Au Moyen-Âge, Montalcino était célèbre pour son vin muscat blanc, rond et doux – Moscadello ou Moscatello.  Sa renommée perdura pendant la Renaissance et Pietro Aretino, poète du seizième siècle, en aimait bien la « précieuse légèreté, la délicate rondeur », qu’il décrivit en 1540.
À l’époque donc, les blancs de Montalcino – ce vin muscat ainsi que d’autres cépages blancs – jouissaient d’une excellente réputation, tout comme un vin rouge issu de raisins Sangiovese.  La supériorité vinicole de la région était telle qu’elle contribua à allécher les villes avoisinantes, notamment Florence et Sienne, qui s’en disputèrent le contrôle, à peu près entre 1200 et 1500.

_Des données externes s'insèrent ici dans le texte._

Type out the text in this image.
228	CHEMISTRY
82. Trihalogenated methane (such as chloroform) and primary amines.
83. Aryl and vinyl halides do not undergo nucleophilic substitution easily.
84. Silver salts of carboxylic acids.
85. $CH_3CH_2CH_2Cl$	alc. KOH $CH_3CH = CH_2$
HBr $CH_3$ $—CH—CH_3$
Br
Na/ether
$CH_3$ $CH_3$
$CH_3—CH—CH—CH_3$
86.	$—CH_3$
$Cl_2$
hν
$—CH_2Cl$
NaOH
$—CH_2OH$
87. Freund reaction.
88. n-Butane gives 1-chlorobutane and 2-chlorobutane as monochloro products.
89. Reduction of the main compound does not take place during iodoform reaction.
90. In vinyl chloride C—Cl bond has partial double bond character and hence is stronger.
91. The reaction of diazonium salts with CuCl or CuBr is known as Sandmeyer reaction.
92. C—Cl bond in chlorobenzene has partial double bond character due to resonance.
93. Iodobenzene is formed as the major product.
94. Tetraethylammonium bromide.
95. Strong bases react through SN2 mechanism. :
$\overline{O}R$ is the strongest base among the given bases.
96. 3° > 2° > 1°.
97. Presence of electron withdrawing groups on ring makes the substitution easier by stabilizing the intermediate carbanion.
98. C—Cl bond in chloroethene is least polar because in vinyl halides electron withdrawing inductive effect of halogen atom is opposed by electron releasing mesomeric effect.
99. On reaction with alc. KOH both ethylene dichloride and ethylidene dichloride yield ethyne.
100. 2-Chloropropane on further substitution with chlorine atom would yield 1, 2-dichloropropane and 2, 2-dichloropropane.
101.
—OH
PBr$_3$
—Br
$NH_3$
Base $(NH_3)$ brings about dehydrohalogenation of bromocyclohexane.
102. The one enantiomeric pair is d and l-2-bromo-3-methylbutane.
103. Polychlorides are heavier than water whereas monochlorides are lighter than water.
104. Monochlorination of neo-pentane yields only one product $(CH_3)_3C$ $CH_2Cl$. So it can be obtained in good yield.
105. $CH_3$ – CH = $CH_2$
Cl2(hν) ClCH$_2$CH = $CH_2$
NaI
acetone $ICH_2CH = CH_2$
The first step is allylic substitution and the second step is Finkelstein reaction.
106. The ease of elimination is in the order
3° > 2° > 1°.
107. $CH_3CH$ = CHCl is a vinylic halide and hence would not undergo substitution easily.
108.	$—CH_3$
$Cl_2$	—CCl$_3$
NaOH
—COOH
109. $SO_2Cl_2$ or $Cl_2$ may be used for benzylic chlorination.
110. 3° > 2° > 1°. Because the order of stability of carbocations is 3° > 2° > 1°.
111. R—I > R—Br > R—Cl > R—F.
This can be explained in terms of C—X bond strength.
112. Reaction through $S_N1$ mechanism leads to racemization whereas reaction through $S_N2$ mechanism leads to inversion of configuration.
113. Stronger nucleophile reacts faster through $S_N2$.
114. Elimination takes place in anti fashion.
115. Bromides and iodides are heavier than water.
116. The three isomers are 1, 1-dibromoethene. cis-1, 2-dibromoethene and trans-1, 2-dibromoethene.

Au début du dix-neuvième siècle, « Brunello » désignait une variété de Sangiovese Grosso aux grains particulièrement foncés (« bruns », justement) typique du vignoble de Montalcino.  Une grande partie du vignoble fut détruite par le phylloxéra dans la seconde moitié du siècle.  Cependant, celle qui parut comme une catastrophe déclencha une vraie renaissance viticole de la région : aux alentours de 1865-1870, un certain Ferruccio Biondi, patriote courageux, de retour des expéditions de Garibaldi, engagea une bataille toute aussi dure dans le domaine familial.  Il avait pris la résolution de replanter les vignes endommagées par le phylloxéra et continuer l’œuvre de recherche viticole de son grand-père maternel, Clemente Santi, dont il rajouta même le surnom à celui paternel.
La sélection clonale extrêmement sévère de Ferruccio Biondi-Santi donc et, surtout, son choix de vinifier le Sangiovese Grosso “Brunello” en mono-cépage (sans ce petit pourcentage de raisins blancs que l’on retrouvait dans les vins de Chianti de l’époque), produisirent la toute première révolution qualitative du monde vinicole italien – un siècle avant celle des appellations DOC.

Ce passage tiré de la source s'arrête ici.